TOKYO (Reuters) - Japan’s constitution allows it to possess nuclear weapons as long as they are kept to a minimum level necessary for self-defense, although the country has no intention of holding such arms, the government said in a statement on Tuesday.
The statement, written in response to a question from an independent lawmaker, comes amid controversy over whether the country should debate holding nuclear arms — an emotive issue in the only nation to have suffered nuclear attacks.
“From a purely legal standpoint, even Article Nine of the constitution does not bar our country from possessing minimum capabilities necessary for self-defense,” the statement said, repeating a position the government has made clear in past parliamentary debate.
“Even with nuclear weapons, we’ve understood that possessing them would not necessarily violate the constitution as long as it is kept within such limits,” it said.
But the statement said Japan would stick to its self-imposed “three non-nuclear principles” banning the possession, production and import of nuclear arms and that the government had no plans to debate a change in that stance.
It also said that Japan’s basic law on atomic energy limits research, development and use of such power to peaceful purposes, while the country is bound under the nuclear Non-Proliferation Treaty not to receive or manufacture nuclear weapons.
Controversy over debate on nuclear arms erupted last month when Shoichi Nakagawa, the policy chief of the ruling Liberal Democratic Party, said Japan should discuss if it should acquire nuclear weapons after North Korea conducted a nuclear test.
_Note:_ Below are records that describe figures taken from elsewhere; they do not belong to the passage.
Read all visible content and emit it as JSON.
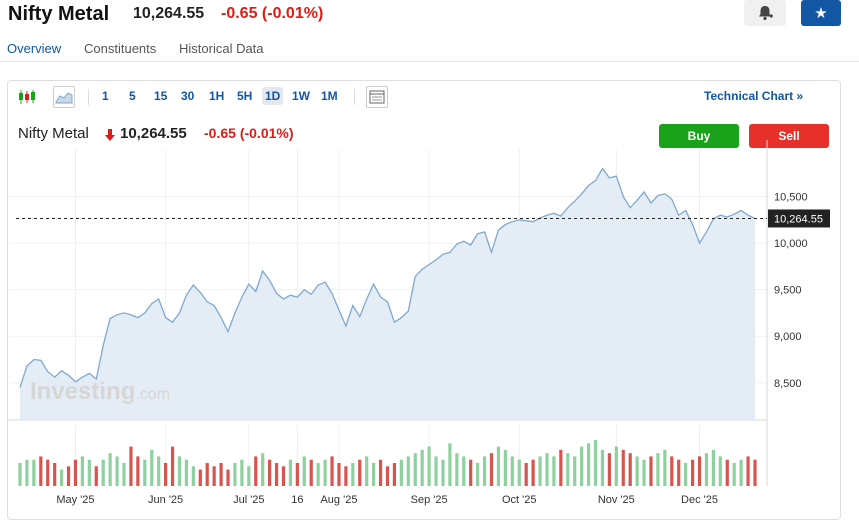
{
  "header": {
    "title": "Nifty Metal",
    "price": "10,264.55",
    "change": "-0.65",
    "change_pct": "(-0.01%)",
    "alert_icon": "bell-plus-icon",
    "star_icon": "star-icon"
  },
  "tabs": [
    {
      "label": "Overview",
      "active": true
    },
    {
      "label": "Constituents",
      "active": false
    },
    {
      "label": "Historical Data",
      "active": false
    }
  ],
  "toolbar": {
    "chart_type_icons": [
      "candlestick-icon",
      "area-chart-icon"
    ],
    "timeframes": [
      "1",
      "5",
      "15",
      "30",
      "1H",
      "5H",
      "1D",
      "1W",
      "1M"
    ],
    "active_timeframe": "1D",
    "layout_icon": "chart-layout-icon",
    "technical_chart": "Technical Chart",
    "technical_chart_arrow": "»"
  },
  "chart_header": {
    "name": "Nifty Metal",
    "price": "10,264.55",
    "change": "-0.65",
    "change_pct": "(-0.01%)",
    "buy": "Buy",
    "sell": "Sell"
  },
  "watermark": {
    "main": "Investing",
    "suffix": ".com"
  },
  "chart_data": {
    "type": "area",
    "price_values": [
      8450,
      8680,
      8750,
      8740,
      8620,
      8560,
      8630,
      8580,
      8510,
      8560,
      8600,
      8540,
      8900,
      9190,
      9230,
      9250,
      9230,
      9200,
      9250,
      9350,
      9400,
      9200,
      9150,
      9250,
      9440,
      9550,
      9470,
      9370,
      9330,
      9200,
      9050,
      9250,
      9420,
      9560,
      9480,
      9700,
      9600,
      9460,
      9400,
      9440,
      9420,
      9500,
      9450,
      9550,
      9580,
      9460,
      9280,
      9110,
      9330,
      9210,
      9400,
      9560,
      9420,
      9370,
      9150,
      9200,
      9270,
      9640,
      9720,
      9770,
      9820,
      9880,
      9900,
      9990,
      10020,
      9980,
      10100,
      10120,
      9900,
      10140,
      10200,
      10230,
      10250,
      10240,
      10230,
      10270,
      10300,
      10320,
      10290,
      10380,
      10450,
      10530,
      10620,
      10670,
      10800,
      10700,
      10720,
      10500,
      10380,
      10460,
      10550,
      10430,
      10510,
      10530,
      10470,
      10300,
      10350,
      10200,
      10000,
      10120,
      10260,
      10300,
      10280,
      10310,
      10350,
      10300,
      10264.55
    ],
    "volume_values": [
      7,
      8,
      8,
      9,
      8,
      7,
      5,
      6,
      8,
      9,
      8,
      6,
      8,
      10,
      9,
      7,
      12,
      9,
      8,
      11,
      9,
      7,
      12,
      9,
      8,
      6,
      5,
      7,
      6,
      7,
      5,
      7,
      8,
      6,
      9,
      10,
      8,
      7,
      6,
      8,
      7,
      9,
      8,
      7,
      8,
      9,
      7,
      6,
      7,
      8,
      9,
      7,
      8,
      6,
      7,
      8,
      9,
      10,
      11,
      12,
      9,
      8,
      13,
      10,
      9,
      8,
      7,
      9,
      10,
      12,
      11,
      9,
      8,
      7,
      8,
      9,
      10,
      9,
      11,
      10,
      9,
      12,
      13,
      14,
      11,
      10,
      12,
      11,
      10,
      9,
      8,
      9,
      10,
      11,
      9,
      8,
      7,
      8,
      9,
      10,
      11,
      9,
      8,
      7,
      8,
      9,
      8
    ],
    "volume_colors": [
      "#d9534f",
      "#8fd19e"
    ],
    "y_ticks": [
      8500,
      9000,
      9500,
      10000,
      10500
    ],
    "y_tick_labels": [
      "8,500",
      "9,000",
      "9,500",
      "10,000",
      "10,500"
    ],
    "x_tick_labels": [
      "May '25",
      "Jun '25",
      "Jul '25",
      "16",
      "Aug '25",
      "Sep '25",
      "Oct '25",
      "Nov '25",
      "Dec '25"
    ],
    "x_tick_positions": [
      8,
      21,
      33,
      40,
      46,
      59,
      72,
      86,
      98
    ],
    "ylim": [
      8100,
      11000
    ],
    "last_price": 10264.55,
    "last_price_label": "10,264.55",
    "grid": true,
    "line_color": "#7fa8cf",
    "fill_color": "#dde8f3"
  }
}
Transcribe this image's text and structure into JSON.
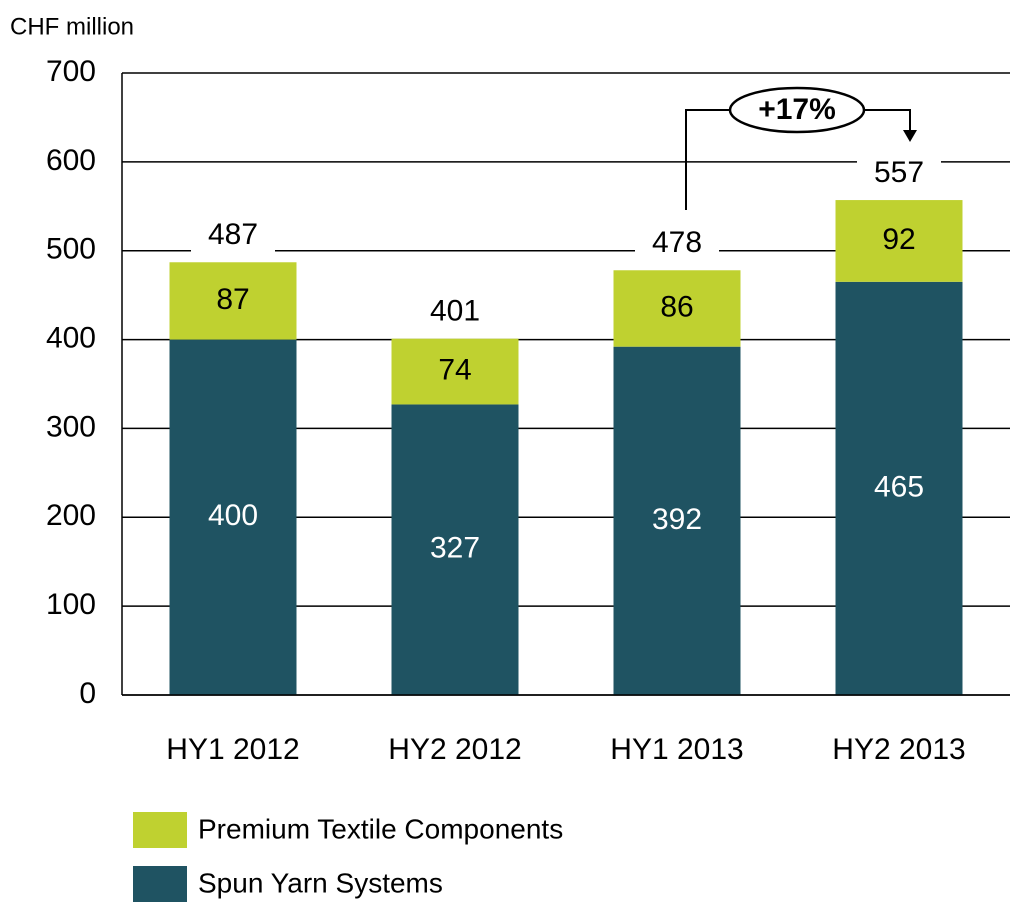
{
  "chart_data": {
    "type": "stacked_bar",
    "y_label": "CHF million",
    "categories": [
      "HY1 2012",
      "HY2 2012",
      "HY1 2013",
      "HY2 2013"
    ],
    "series": [
      {
        "name": "Spun Yarn Systems",
        "color": "#1f5362",
        "values": [
          400,
          327,
          392,
          465
        ]
      },
      {
        "name": "Premium Textile Components",
        "color": "#bfd130",
        "values": [
          87,
          74,
          86,
          92
        ]
      }
    ],
    "totals": [
      487,
      401,
      478,
      557
    ],
    "annotation": "+17%",
    "ylim": [
      0,
      700
    ],
    "yticks": [
      0,
      100,
      200,
      300,
      400,
      500,
      600,
      700
    ],
    "grid": true
  }
}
Foreign Minister Taro Aso has also said debate should not be ruled out, prompting opposition lawmakers to call for his dismissal.
Four opposition parties called on Prime Minister Shinzo Abe to fire Aso for the second time in a week on Tuesday, demanding that he respond in writing by Wednesday.
Abe has said repeatedly that Japan would maintain its decades-old ban on nuclear weapons, denying that the government would even discuss the topic.
Article Nine of Japan’s U.S.-drafted 1947 constitution renounces the right to go to war and prohibits the maintenance of a military, although it has been interpreted as allowing armed forces for purely defense purposes.
Analysts say Japan is capable of producing nuclear weapons with its high technology and a stockpile of plutonium from its nuclear power plants, but they add that it is highly unlikely to do so, given opposition both at home and abroad.